This will never go anywhere.
The main reason being that the hardware peripheral support wil be totally out of whack (video cards, media drives, etc.). Apple has complete control over such things, so it's fairly easy for them to virtually guarantee compliance and operability. PC users are still plagued with major headaches for such things. To add an emulator on top of that can only mean trouble.
For example, I want to see someone use Toast via the emulator on an uber-cheap CD burner. Or watch their video card give the emulator's OpenGL fits. Or try burning DVDs with iDVD or DVDSP. Or print to a parallel printer.

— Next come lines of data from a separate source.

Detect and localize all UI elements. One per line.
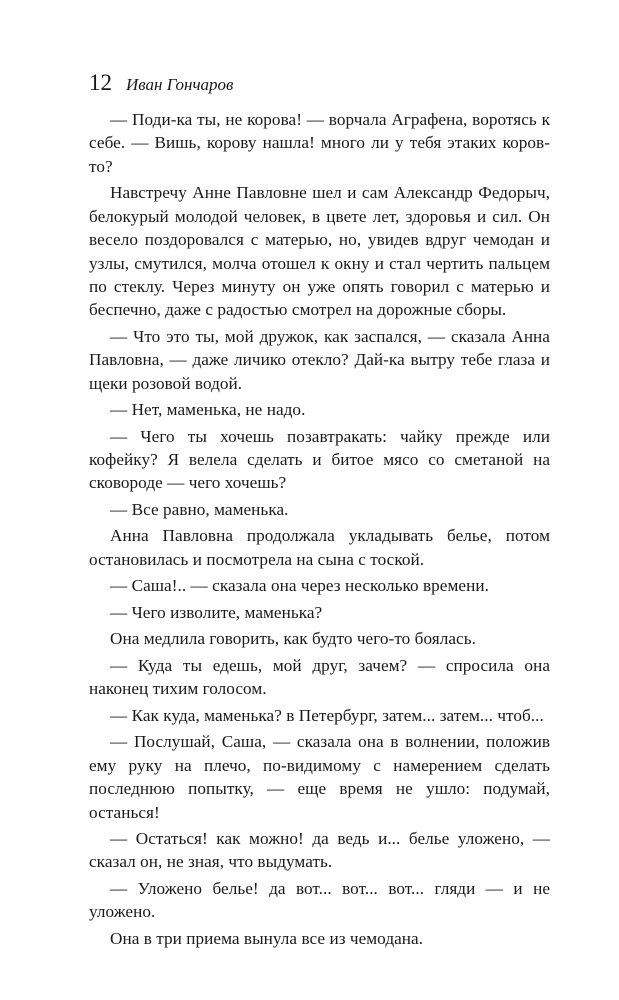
page-number: 12 <box>89 70 112 95</box>
paragraph: — Чего изволите, маменька? <box>110 602 323 622</box>
paragraph: — Что это ты, мой дружок, как заспался, — сказала Анна Павловна, — даже личико отекло? Дай-ка вытру тебе глаза и щеки розовой водой. <box>89 326 550 393</box>
paragraph: — Куда ты едешь, мой друг, зачем? — спросила она наконец тихим голосом. <box>89 655 550 699</box>
paragraph: Анна Павловна продолжала укладывать белье, потом остановилась и посмотрела на сына с тоской. <box>89 526 550 569</box>
paragraph: — Поди-ка ты, не корова! — ворчала Аграфена, воротясь к себе. — Вишь, корову нашла! много ли у тебя этаких коров-то? <box>89 110 550 176</box>
paragraph: — Послушай, Саша, — сказала она в волнении, положив ему руку на плечо, по-видимому с намерением сделать последнюю попытку, — еще время не ушло: подумай, останься! <box>89 732 550 822</box>
running-header <box>89 70 550 104</box>
paragraph: Она в три приема вынула все из чемодана. <box>110 928 424 948</box>
paragraph: Навстречу Анне Павловне шел и сам Александр Федорыч, белокурый молодой человек, в цвете лет, здоровья и сил. Он весело поздоровался с матерью, но, увидев вдруг чемодан и узлы, смутился, молча отошел к окну и стал чертить пальцем по стеклу. Через минуту он уже опять говорил с матерью и беспечно, даже с радостью смотрел на дорожные сборы. <box>89 183 550 320</box>
book-page <box>89 70 550 953</box>
running-header-author: Иван Гончаров <box>126 75 234 94</box>
paragraph: — Саша!.. — сказала она через несколько времени. <box>110 576 489 596</box>
paragraph: — Все равно, маменька. <box>110 499 289 519</box>
paragraph: — Остаться! как можно! да ведь и... белье уложено, — сказал он, не зная, что выдумать. <box>89 829 550 872</box>
paragraph: — Нет, маменька, не надо. <box>110 400 306 420</box>
paragraph: — Чего ты хочешь позавтракать: чайку прежде или кофейку? Я велела сделать и битое мясо со сметаной на сковороде — чего хочешь? <box>89 426 550 493</box>
paragraph: — Уложено белье! да вот... вот... вот... гляди — и не уложено. <box>89 878 550 922</box>
body-text <box>89 108 550 950</box>
paragraph: Она медлила говорить, как будто чего-то боялась. <box>110 629 476 649</box>
paragraph: — Как куда, маменька? в Петербург, затем... затем... чтоб... <box>110 705 544 725</box>
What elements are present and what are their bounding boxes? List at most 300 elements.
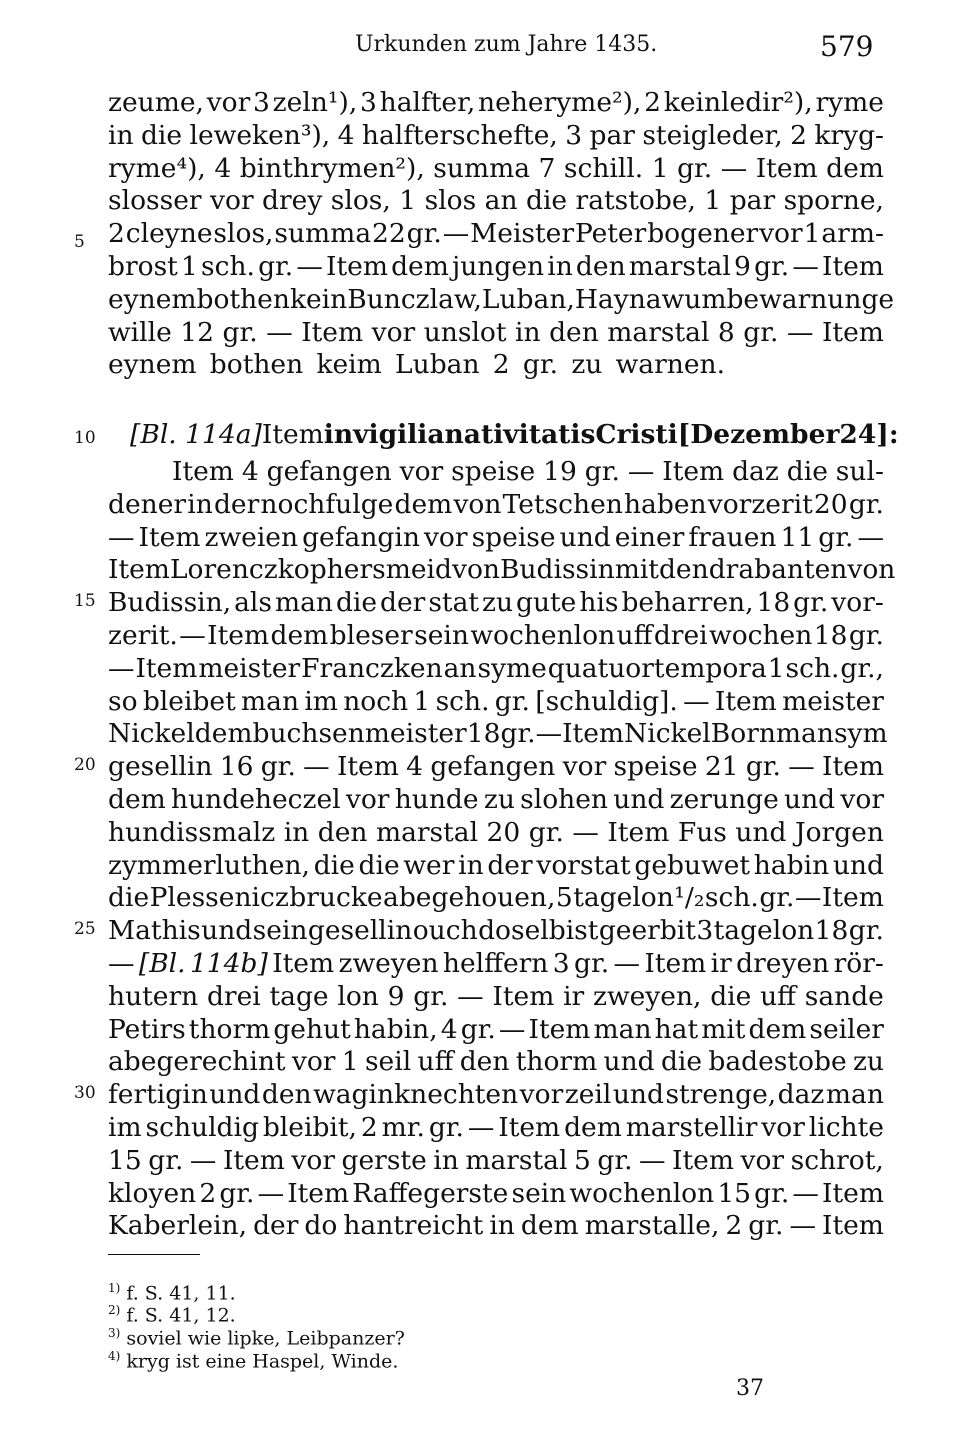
- word: —: [792, 1177, 819, 1209]
- word: Item: [207, 620, 270, 651]
- word: Peter: [574, 218, 647, 250]
- word: zu: [571, 349, 603, 381]
- word: sul-: [835, 456, 884, 487]
- word: 3: [696, 915, 714, 947]
- word: hat: [654, 1013, 699, 1045]
- word: wille: [108, 316, 172, 348]
- word: gr.: [500, 718, 536, 750]
- word: eynem: [108, 283, 197, 315]
- word: Item: [138, 521, 201, 553]
- word: den: [317, 816, 368, 848]
- text-line: [108, 521, 884, 555]
- word: gr.: [818, 521, 854, 553]
- word: 4: [337, 119, 355, 151]
- word: zerunge: [669, 784, 779, 815]
- word: hundeheczel: [171, 784, 341, 815]
- word: Item: [755, 152, 818, 184]
- word: umbe: [684, 283, 760, 315]
- word: tage: [269, 980, 329, 1012]
- word: 1: [180, 251, 198, 282]
- word: wochen: [709, 620, 813, 651]
- word: gr.: [258, 251, 294, 282]
- word: tagelon: [573, 882, 674, 914]
- footnote-text: kryg ist eine Haspel, Winde.: [126, 1350, 399, 1373]
- word: steigleder,: [642, 119, 783, 151]
- word: dreyen: [736, 948, 830, 979]
- text-line: [108, 914, 884, 948]
- word: 18: [813, 620, 848, 651]
- word: schill.: [563, 152, 644, 184]
- word: —: [108, 521, 135, 553]
- word: 2: [492, 349, 510, 381]
- footnote-text: soviel wie lipke, Leibpanzer?: [126, 1327, 405, 1350]
- word: bogener: [647, 218, 759, 250]
- word: in: [458, 849, 484, 881]
- word: Item: [336, 751, 399, 783]
- word: seil: [364, 1046, 412, 1078]
- word: die: [358, 849, 400, 881]
- word: sch.: [435, 685, 490, 717]
- word: Item: [714, 685, 777, 717]
- text-line: [108, 1209, 884, 1243]
- word: neheryme²),: [478, 87, 642, 118]
- footnote-mark: 2): [108, 1303, 121, 1317]
- word: sein: [414, 620, 469, 651]
- word: dem: [394, 488, 453, 520]
- word: 3: [565, 119, 583, 151]
- word: strenge,: [665, 1079, 777, 1111]
- text-line: [108, 1144, 884, 1178]
- word: vor: [761, 1112, 805, 1143]
- word: zeln¹),: [272, 87, 358, 118]
- word: gr.: [406, 218, 442, 250]
- word: drei: [653, 620, 708, 651]
- word: —: [794, 882, 822, 914]
- word: in: [547, 251, 573, 282]
- word: 9: [387, 980, 405, 1012]
- word: eynem: [108, 349, 197, 381]
- word: jungen: [452, 251, 545, 282]
- word: Item: [272, 948, 335, 979]
- word: ouch: [412, 915, 478, 947]
- word: dem: [391, 251, 449, 282]
- word: Item: [821, 316, 884, 348]
- word: Item: [607, 816, 670, 848]
- word: ir: [710, 948, 732, 979]
- word: vor: [840, 784, 884, 815]
- word: im: [304, 685, 338, 717]
- word: 1: [341, 1046, 359, 1078]
- word: und: [613, 784, 665, 815]
- word: in: [108, 119, 134, 151]
- text-line: [108, 1013, 884, 1047]
- word: Item: [222, 1144, 285, 1176]
- word: vor: [399, 456, 444, 487]
- word: stat: [428, 587, 480, 619]
- heading-word: [Dezember: [677, 419, 840, 450]
- word: in: [489, 1210, 515, 1242]
- text-line: [108, 849, 884, 883]
- word: marstellir: [625, 1112, 758, 1143]
- word: die: [525, 185, 568, 217]
- heading-word: in: [323, 419, 354, 450]
- word: gr.: [743, 316, 779, 348]
- word: sein: [511, 1177, 567, 1209]
- word: gr.: [148, 1144, 184, 1176]
- word: habin: [753, 849, 830, 881]
- word: —: [683, 685, 710, 717]
- word: par: [729, 185, 776, 217]
- word: thorm: [515, 1046, 598, 1078]
- word: Item: [644, 948, 707, 979]
- word: vor: [371, 316, 416, 348]
- word: —: [627, 456, 655, 487]
- word: gr.: [573, 948, 610, 979]
- word: ryme: [815, 87, 884, 118]
- word: dem: [748, 1013, 807, 1045]
- word: seiler: [809, 1013, 884, 1045]
- word: daz: [732, 456, 779, 487]
- heading-word: 24]:: [839, 419, 899, 450]
- word: drey: [262, 185, 323, 217]
- word: die: [786, 456, 828, 487]
- running-title: Urkunden zum Jahre 1435.: [355, 32, 658, 57]
- word: zu: [482, 587, 514, 619]
- word: man: [593, 1013, 652, 1045]
- word: hantreicht: [343, 1210, 484, 1242]
- word: speise: [471, 521, 556, 553]
- word: bleser: [329, 620, 413, 651]
- word: zeil: [564, 1079, 612, 1111]
- text-line: [108, 553, 896, 587]
- word: Mathis: [108, 915, 201, 947]
- word: gerste: [341, 1144, 427, 1176]
- word: Jorgen: [794, 816, 884, 848]
- word: fertigin: [108, 1079, 208, 1111]
- word: keinledir²),: [663, 87, 813, 118]
- word: daz: [777, 1079, 825, 1111]
- word: beharren,: [621, 587, 754, 619]
- word: 4: [241, 456, 259, 487]
- word: zu: [483, 784, 515, 815]
- word: gr.: [848, 488, 884, 520]
- text-line: [108, 250, 884, 284]
- word: dem: [520, 1210, 579, 1242]
- word: tagelon: [713, 915, 815, 947]
- word: 1: [413, 685, 431, 717]
- word: —: [613, 948, 640, 979]
- word: von: [847, 554, 896, 586]
- text-line: [108, 1177, 884, 1211]
- word: gr.: [528, 816, 564, 848]
- word: Item: [672, 1144, 734, 1176]
- word: slos: [424, 185, 477, 217]
- word: die: [710, 980, 752, 1012]
- word: die: [140, 119, 183, 151]
- word: doselbist: [478, 915, 599, 947]
- word: abegerechint: [108, 1046, 286, 1078]
- word: mit: [614, 554, 659, 586]
- text-line: [108, 1078, 884, 1112]
- word: —: [467, 1112, 495, 1143]
- word: gute: [516, 587, 577, 619]
- word: gr.: [754, 1177, 790, 1209]
- word: sch.: [785, 652, 840, 684]
- word: an: [484, 185, 518, 217]
- word: gr.,: [840, 652, 884, 684]
- word: summa: [274, 218, 372, 250]
- line-number: 20: [74, 755, 96, 775]
- word: Item: [822, 1177, 884, 1209]
- word: der: [487, 849, 533, 881]
- text-line: [108, 980, 884, 1014]
- word: wer: [403, 849, 455, 881]
- word: ratstobe,: [575, 185, 696, 217]
- word: Haynaw: [574, 283, 685, 315]
- word: vorzerit: [707, 488, 813, 520]
- word: unslot: [423, 316, 507, 348]
- text-line: [108, 283, 895, 317]
- word: 12: [180, 316, 215, 348]
- word: —: [442, 218, 470, 250]
- word: 1: [399, 185, 417, 217]
- section-heading: [130, 418, 899, 452]
- word: —: [639, 1144, 666, 1176]
- word: und: [832, 849, 884, 881]
- word: vor: [210, 185, 254, 217]
- word: vor: [740, 1144, 785, 1176]
- word: wochenlon: [569, 1177, 715, 1209]
- word: 1: [767, 652, 785, 684]
- word: gr.: [759, 882, 795, 914]
- word: in: [187, 488, 213, 520]
- text-line: [108, 881, 884, 915]
- word: [schuldig].: [535, 685, 678, 717]
- text-line: [172, 455, 884, 489]
- word: Item: [822, 751, 884, 783]
- word: und: [603, 1046, 655, 1078]
- word: vor: [519, 1079, 564, 1111]
- word: —: [108, 948, 135, 979]
- word: hundissmalz: [108, 816, 276, 848]
- word: gr.: [748, 1210, 784, 1242]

The other reason this will never go anywhere is that there simply is no demand for this product. Yes, there are really compelling products/software these days for the Mac exclusively (Final Cut, iLife series, Motion, Shake, etc.). But you're not going to want to emulate those things. Additionally, those apps tend to be for users that actually make money with them, therefore they can easily justify the expense of buying a real Mac. Kepp in mind, we Mac users typically run VPC because we HAVE to, not because we want to. Admittedly, multi-platform testing is a very legitimate use of an emulator. But I just can't believe there is enough interest in, say, making sure the web page looks right on the Mac, to suport such a product.
Another reason is licensing. I don't know how all that works, but I've got to believe Apple would crush this product like a grape if push comes to shove.
Having said all that, if by some miracle they can actually get this emulator to run just as well as running it on a native box, and Apple lets them do it
well then, that's whole different ball game. Too bad it will never happen. Ever.